Kesserwani Hassan
Neurology, Flowers Medical Group, Dothan, USA.
Cureus. 2020 Nov 17;12(11):e11533. doi: 10.7759/cureus.11533.
Serologic tests for syphilis can be quite complex. The screening and confirmatory tests, which number at least eight, are mathematically interpreted as a total of 16 possible combinations, if we choose one test from each of two sets of four. However, this bewildering complexity is simplified if we apply certain principles. We reiterate and propose four axioms. First, we distinguish between treponemal versus non-treponemal tests. The former, the treponemal test, is specific for the spirochete, treponema pallidum, and is used as a confirmatory test. It rarely declines over time. The latter, the non-treponemal test, is a screening test and reflects treponemal or tissue damage, is reported as a titer, and is used to monitor disease activity. We usually need both for screening and confirmatory diagnostic testing. Secondly, for rapid plasma reagin (RPR) tests, a non-treponemal serology test titer of at least 1:8 is suggestive of syphilis, but not necessarily neurosyphilis. A false-negative test usually registers below this dilution level and may be due to the "prozone phenomenon". Serum RPR titers are usually greater than 1:32. Thirdly, a negative treponemal test in the cerebrospinal fluid excludes neurosyphilis and a positive test is highly sensitive but lacks specificity, usually due to blood contamination. Most patients with neurosyphilis will have a positive non-treponemal test in the cerebrospinal fluid (CSF) with elevated protein and pleocytosis. Fourthly, a serological cure is defined as at least a four-fold decline in a non-treponemal test titer at three and six months, or a persistently low titer after treatment. Patients who do not fulfill these criteria are known as "serofast". We describe the case of a 38-year-old man with human immunodeficiency virus-type 1 who developed bilateral optic disc edema with photopsias and transient visual obscurations.

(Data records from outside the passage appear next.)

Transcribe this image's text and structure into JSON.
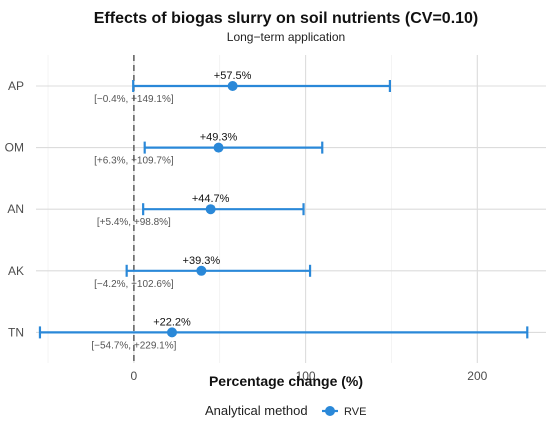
{
  "chart_data": {
    "type": "forest",
    "title": "Effects of biogas slurry on soil nutrients (CV=0.10)",
    "subtitle": "Long−term application",
    "xlabel": "Percentage change (%)",
    "ylabel": "",
    "xlim": [
      -57,
      240
    ],
    "xticks": [
      0,
      100,
      200
    ],
    "reference_line": 0,
    "grid": true,
    "categories": [
      "AP",
      "OM",
      "AN",
      "AK",
      "TN"
    ],
    "series": [
      {
        "name": "RVE",
        "color": "#2a88d8",
        "values": [
          57.5,
          49.3,
          44.7,
          39.3,
          22.2
        ],
        "lower": [
          -0.4,
          6.3,
          5.4,
          -4.2,
          -54.7
        ],
        "upper": [
          149.1,
          109.7,
          98.8,
          102.6,
          229.1
        ],
        "point_labels": [
          "+57.5%",
          "+49.3%",
          "+44.7%",
          "+39.3%",
          "+22.2%"
        ],
        "ci_labels": [
          "[−0.4%, +149.1%]",
          "[+6.3%, +109.7%]",
          "[+5.4%, +98.8%]",
          "[−4.2%, +102.6%]",
          "[−54.7%, +229.1%]"
        ]
      }
    ],
    "legend": {
      "title": "Analytical method",
      "position": "bottom",
      "entries": [
        "RVE"
      ]
    }
  }
}
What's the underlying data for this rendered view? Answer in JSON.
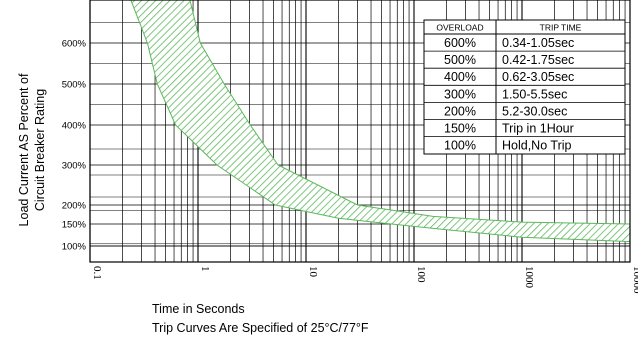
{
  "chart_data": {
    "type": "area",
    "xscale": "log",
    "xlim": [
      0.1,
      10000
    ],
    "xticks": [
      "0.1",
      "1",
      "10",
      "100",
      "1000",
      "10000"
    ],
    "yticks": [
      {
        "label": "600%",
        "value": 600
      },
      {
        "label": "500%",
        "value": 500
      },
      {
        "label": "400%",
        "value": 400
      },
      {
        "label": "300%",
        "value": 300
      },
      {
        "label": "200%",
        "value": 200
      },
      {
        "label": "150%",
        "value": 150
      },
      {
        "label": "100%",
        "value": 100
      }
    ],
    "ylabel_lines": [
      "Load Current AS Percent of",
      "Circuit Breaker Rating"
    ],
    "xlabel": "Time in Seconds",
    "footnote": "Trip Curves Are Specified of 25°C/77°F",
    "grid": true,
    "band_color": "#5cb85c",
    "band": {
      "min_trip": [
        {
          "t": 0.22,
          "load": 730
        },
        {
          "t": 0.34,
          "load": 600
        },
        {
          "t": 0.42,
          "load": 500
        },
        {
          "t": 0.62,
          "load": 400
        },
        {
          "t": 1.5,
          "load": 300
        },
        {
          "t": 5.2,
          "load": 200
        },
        {
          "t": 20,
          "load": 165
        },
        {
          "t": 150,
          "load": 140
        },
        {
          "t": 1000,
          "load": 120
        },
        {
          "t": 10000,
          "load": 110
        }
      ],
      "max_trip": [
        {
          "t": 0.8,
          "load": 730
        },
        {
          "t": 1.05,
          "load": 600
        },
        {
          "t": 1.75,
          "load": 500
        },
        {
          "t": 3.05,
          "load": 400
        },
        {
          "t": 5.5,
          "load": 300
        },
        {
          "t": 30,
          "load": 200
        },
        {
          "t": 150,
          "load": 170
        },
        {
          "t": 1000,
          "load": 155
        },
        {
          "t": 10000,
          "load": 150
        }
      ]
    }
  },
  "trip_table": {
    "headers": [
      "OVERLOAD",
      "TRIP TIME"
    ],
    "rows": [
      [
        "600%",
        "0.34-1.05sec"
      ],
      [
        "500%",
        "0.42-1.75sec"
      ],
      [
        "400%",
        "0.62-3.05sec"
      ],
      [
        "300%",
        "1.50-5.5sec"
      ],
      [
        "200%",
        "5.2-30.0sec"
      ],
      [
        "150%",
        "Trip in 1Hour"
      ],
      [
        "100%",
        "Hold,No Trip"
      ]
    ]
  }
}
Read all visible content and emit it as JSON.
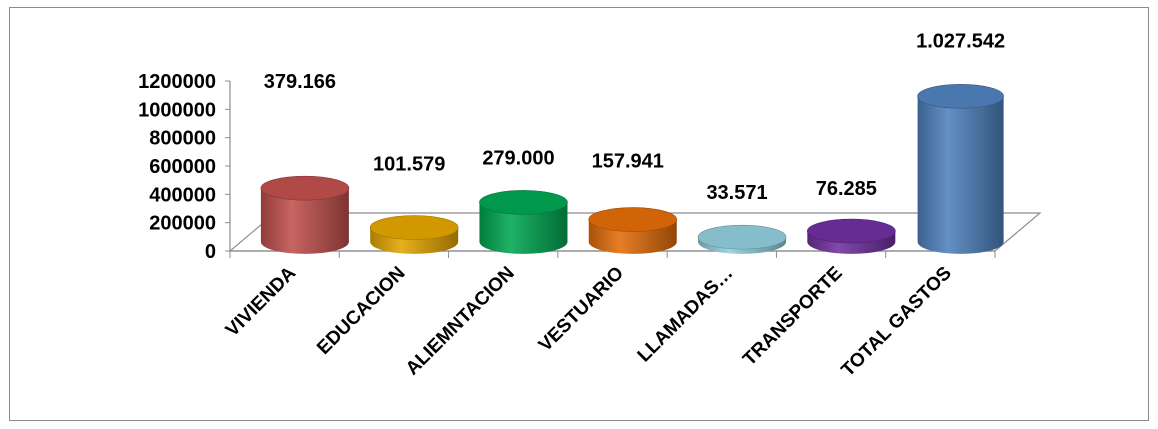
{
  "chart_data": {
    "type": "bar",
    "style": "3d-cylinder",
    "categories": [
      "VIVIENDA",
      "EDUCACION",
      "ALIEMNTACION",
      "VESTUARIO",
      "LLAMADAS…",
      "TRANSPORTE",
      "TOTAL GASTOS"
    ],
    "values": [
      379166,
      101579,
      279000,
      157941,
      33571,
      76285,
      1027542
    ],
    "data_labels": [
      "379.166",
      "101.579",
      "279.000",
      "157.941",
      "33.571",
      "76.285",
      "1.027.542"
    ],
    "colors": [
      "#c0504d",
      "#e3a500",
      "#00a651",
      "#e36c09",
      "#92cddc",
      "#7030a0",
      "#4f81bd"
    ],
    "ylim": [
      0,
      1200000
    ],
    "yticks": [
      "0",
      "200000",
      "400000",
      "600000",
      "800000",
      "1000000",
      "1200000"
    ],
    "grid": false,
    "legend": "none",
    "title": "",
    "xlabel": "",
    "ylabel": ""
  }
}
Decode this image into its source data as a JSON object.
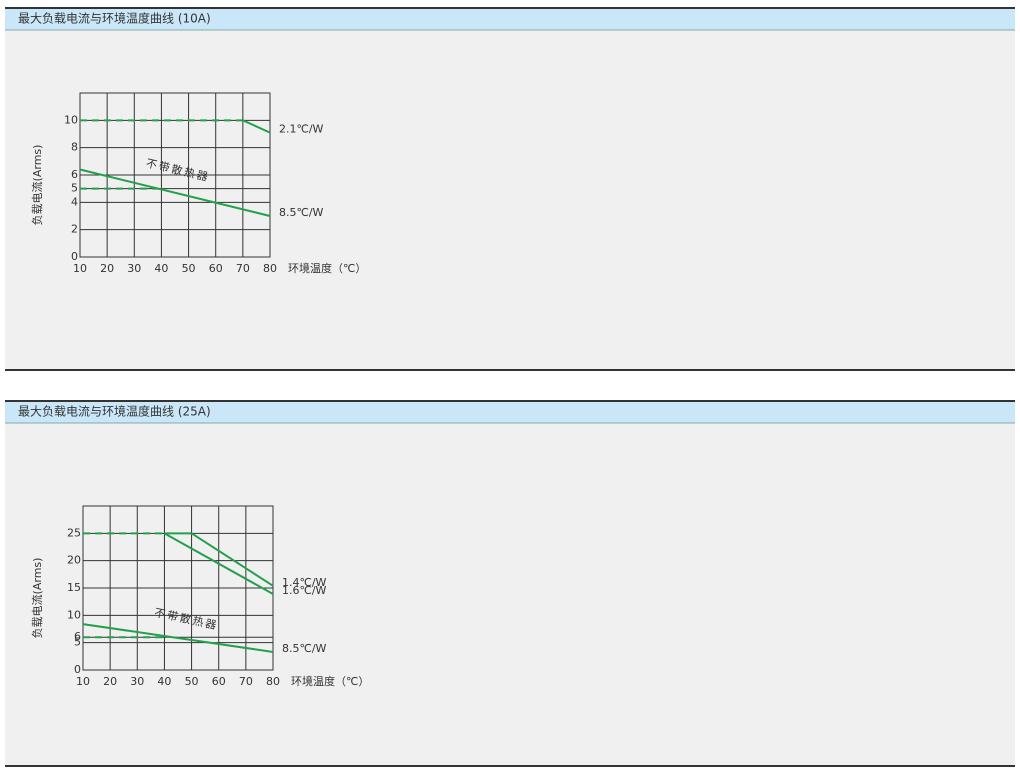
{
  "chart_data": [
    {
      "type": "line",
      "title": "最大负载电流与环境温度曲线 (10A)",
      "x_label": "环境温度（℃）",
      "y_label": "负载电流(Arms)",
      "xlim": [
        10,
        80
      ],
      "ylim": [
        0,
        12
      ],
      "xticks": [
        10,
        20,
        30,
        40,
        50,
        60,
        70,
        80
      ],
      "yticks": [
        0,
        2,
        4,
        5,
        6,
        8,
        10
      ],
      "grid": true,
      "annotation": "不带散热器",
      "series": [
        {
          "name": "2.1℃/W",
          "color": "#22a04b",
          "x": [
            10,
            70,
            80
          ],
          "values": [
            10,
            10,
            9.1
          ],
          "line_styles": [
            "dashed",
            "solid"
          ]
        },
        {
          "name": "8.5℃/W",
          "color": "#22a04b",
          "x": [
            10,
            80
          ],
          "values": [
            6.4,
            3.0
          ],
          "line_styles": [
            "solid"
          ]
        },
        {
          "color": "#22a04b",
          "x": [
            10,
            40
          ],
          "values": [
            5,
            5
          ],
          "line_styles": [
            "dashed"
          ]
        }
      ]
    },
    {
      "type": "line",
      "title": "最大负载电流与环境温度曲线 (25A)",
      "x_label": "环境温度（℃）",
      "y_label": "负载电流(Arms)",
      "xlim": [
        10,
        80
      ],
      "ylim": [
        0,
        30
      ],
      "xticks": [
        10,
        20,
        30,
        40,
        50,
        60,
        70,
        80
      ],
      "yticks": [
        0,
        5,
        6,
        10,
        15,
        20,
        25
      ],
      "grid": true,
      "annotation": "不带散热器",
      "series": [
        {
          "name": "1.4℃/W",
          "color": "#22a04b",
          "x": [
            10,
            40,
            50,
            80
          ],
          "values": [
            25,
            25,
            25,
            15.4
          ],
          "line_styles": [
            "dashed",
            "solid",
            "solid"
          ]
        },
        {
          "name": "1.6℃/W",
          "color": "#22a04b",
          "x": [
            40,
            80
          ],
          "values": [
            25,
            13.9
          ],
          "line_styles": [
            "solid"
          ]
        },
        {
          "name": "8.5℃/W",
          "color": "#22a04b",
          "x": [
            10,
            80
          ],
          "values": [
            8.4,
            3.3
          ],
          "line_styles": [
            "solid"
          ]
        },
        {
          "color": "#22a04b",
          "x": [
            10,
            40
          ],
          "values": [
            6,
            6
          ],
          "line_styles": [
            "dashed"
          ]
        }
      ]
    }
  ]
}
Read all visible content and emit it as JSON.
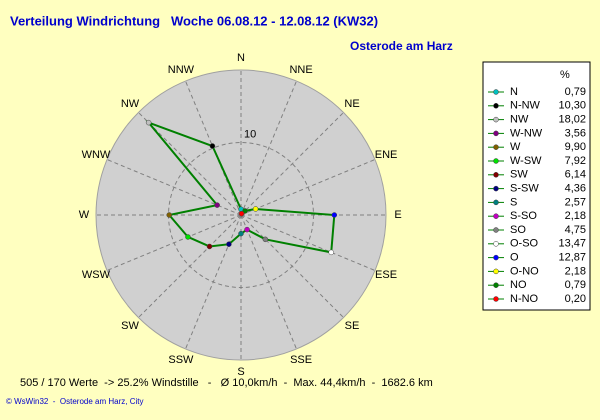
{
  "chart_data": {
    "type": "radar",
    "title": "Verteilung Windrichtung   Woche 06.08.12 - 12.08.12 (KW32)",
    "subtitle": "Osterode am Harz",
    "axis_labels": [
      "N",
      "NNE",
      "NE",
      "ENE",
      "E",
      "ESE",
      "SE",
      "SSE",
      "S",
      "SSW",
      "SW",
      "WSW",
      "W",
      "WNW",
      "NW",
      "NNW"
    ],
    "categories": [
      "N",
      "N-NW",
      "NW",
      "W-NW",
      "W",
      "W-SW",
      "SW",
      "S-SW",
      "S",
      "S-SO",
      "SO",
      "O-SO",
      "O",
      "O-NO",
      "NO",
      "N-NO"
    ],
    "values": [
      0.79,
      10.3,
      18.02,
      3.56,
      9.9,
      7.92,
      6.14,
      4.36,
      2.57,
      2.18,
      4.75,
      13.47,
      12.87,
      2.18,
      0.79,
      0.2
    ],
    "value_labels": [
      "0,79",
      "10,30",
      "18,02",
      "3,56",
      "9,90",
      "7,92",
      "6,14",
      "4,36",
      "2,57",
      "2,18",
      "4,75",
      "13,47",
      "12,87",
      "2,18",
      "0,79",
      "0,20"
    ],
    "colors": [
      "#00c0c0",
      "#000000",
      "#c0c0c0",
      "#800080",
      "#806000",
      "#00e000",
      "#800000",
      "#000080",
      "#008080",
      "#c000c0",
      "#808080",
      "#ffffff",
      "#0000ff",
      "#ffff00",
      "#008000",
      "#ff0000"
    ],
    "line_color": "#008000",
    "legend_header": "%",
    "rlim": [
      0,
      20
    ],
    "rticks": [
      10
    ],
    "footer": "505 / 170 Werte  -> 25.2% Windstille   -   Ø 10,0km/h  -  Max. 44,4km/h  -  1682.6 km",
    "credit": "© WsWin32  -  Osterode am Harz, City"
  }
}
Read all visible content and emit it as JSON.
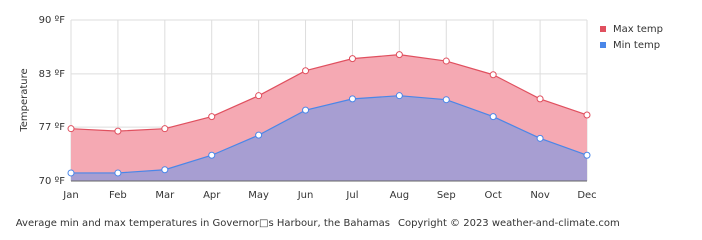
{
  "chart_data": {
    "type": "area",
    "y_label": "Temperature",
    "caption": "Average min and max temperatures in Governor□s Harbour, the Bahamas",
    "copyright": "Copyright © 2023  weather-and-climate.com",
    "categories": [
      "Jan",
      "Feb",
      "Mar",
      "Apr",
      "May",
      "Jun",
      "Jul",
      "Aug",
      "Sep",
      "Oct",
      "Nov",
      "Dec"
    ],
    "series": [
      {
        "name": "Max temp",
        "color": "#e0505f",
        "fill": "#f5a9b3",
        "values": [
          76.5,
          76.2,
          76.5,
          78.0,
          80.6,
          83.7,
          85.2,
          85.7,
          84.9,
          83.2,
          80.2,
          78.2
        ]
      },
      {
        "name": "Min temp",
        "color": "#4a86e8",
        "fill": "#a79ed2",
        "values": [
          71.0,
          71.0,
          71.4,
          73.2,
          75.7,
          78.8,
          80.2,
          80.6,
          80.1,
          78.0,
          75.3,
          73.2
        ]
      }
    ],
    "ylim": [
      70,
      90
    ],
    "yticks": [
      {
        "value": 70,
        "label": "70 ºF"
      },
      {
        "value": 76.7,
        "label": "77 ºF"
      },
      {
        "value": 83.3,
        "label": "83 ºF"
      },
      {
        "value": 90,
        "label": "90 ºF"
      }
    ],
    "grid": true
  }
}
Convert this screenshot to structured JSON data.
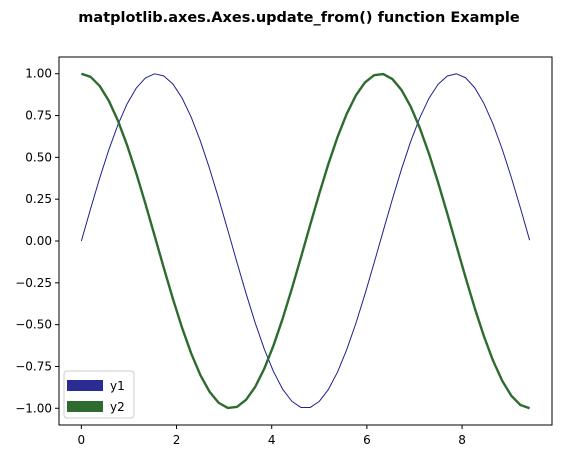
{
  "chart_data": {
    "type": "line",
    "title": "matplotlib.axes.Axes.update_from() function Example",
    "xlabel": "",
    "ylabel": "",
    "xlim": [
      -0.47,
      9.89
    ],
    "ylim": [
      -1.1,
      1.1
    ],
    "xticks": [
      0,
      2,
      4,
      6,
      8
    ],
    "xtick_labels": [
      "0",
      "2",
      "4",
      "6",
      "8"
    ],
    "yticks": [
      1.0,
      0.75,
      0.5,
      0.25,
      0.0,
      -0.25,
      -0.5,
      -0.75,
      -1.0
    ],
    "ytick_labels": [
      "1.00",
      "0.75",
      "0.50",
      "0.25",
      "0.00",
      "−0.25",
      "−0.50",
      "−0.75",
      "−1.00"
    ],
    "grid": false,
    "legend_position": "lower-left",
    "series": [
      {
        "name": "y1",
        "color": "#1f1f8f",
        "function": "sin",
        "x_start": 0,
        "x_end": 9.42,
        "points": 50
      },
      {
        "name": "y2",
        "color": "#2e6b2e",
        "function": "cos",
        "x_start": 0,
        "x_end": 9.42,
        "points": 50
      }
    ],
    "legend": [
      {
        "label": "y1",
        "color": "#2b2b94"
      },
      {
        "label": "y2",
        "color": "#2e6b2e"
      }
    ]
  }
}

梅毒的血清学检测可能相当复杂。筛查和确证试验至少有八项,如果我们从两组四项试验中各选一项,从数学角度解释共有16种可能的组合。然而,如果我们应用某些原则,这种令人困惑的复杂性就会简化。我们重申并提出四条公理。首先,我们区分密螺旋体试验和非密螺旋体试验。前者,即密螺旋体试验,对梅毒螺旋体具有特异性,用作确证试验。其结果随时间推移很少下降。后者,即非密螺旋体试验,是一种筛查试验,反映密螺旋体或组织损伤,以滴度报告,用于监测疾病活动。我们通常需要两者进行筛查和确证诊断检测。其次,对于快速血浆反应素(RPR)试验,非密螺旋体血清学试验滴度至少为1:8提示梅毒,但不一定是神经梅毒。假阴性试验通常在该稀释水平以下出现,可能是由于“前带现象”。血清RPR滴度通常大于1:32。第三,脑脊液中密螺旋体试验阴性可排除神经梅毒,阳性试验高度敏感但缺乏特异性,通常是由于血液污染。大多数神经梅毒患者脑脊液中的非密螺旋体试验呈阳性,蛋白质升高且有细胞增多。第四,血清学治愈定义为非密螺旋体试验滴度在三个月和六个月时至少下降四倍,或治疗后滴度持续较低。未达到这些标准的患者被称为“血清固定”。我们描述了一名38岁感染1型人类免疫缺陷病毒的男性患者的病例,该患者出现双侧视盘水肿,并伴有光幻视和短暂性视力模糊。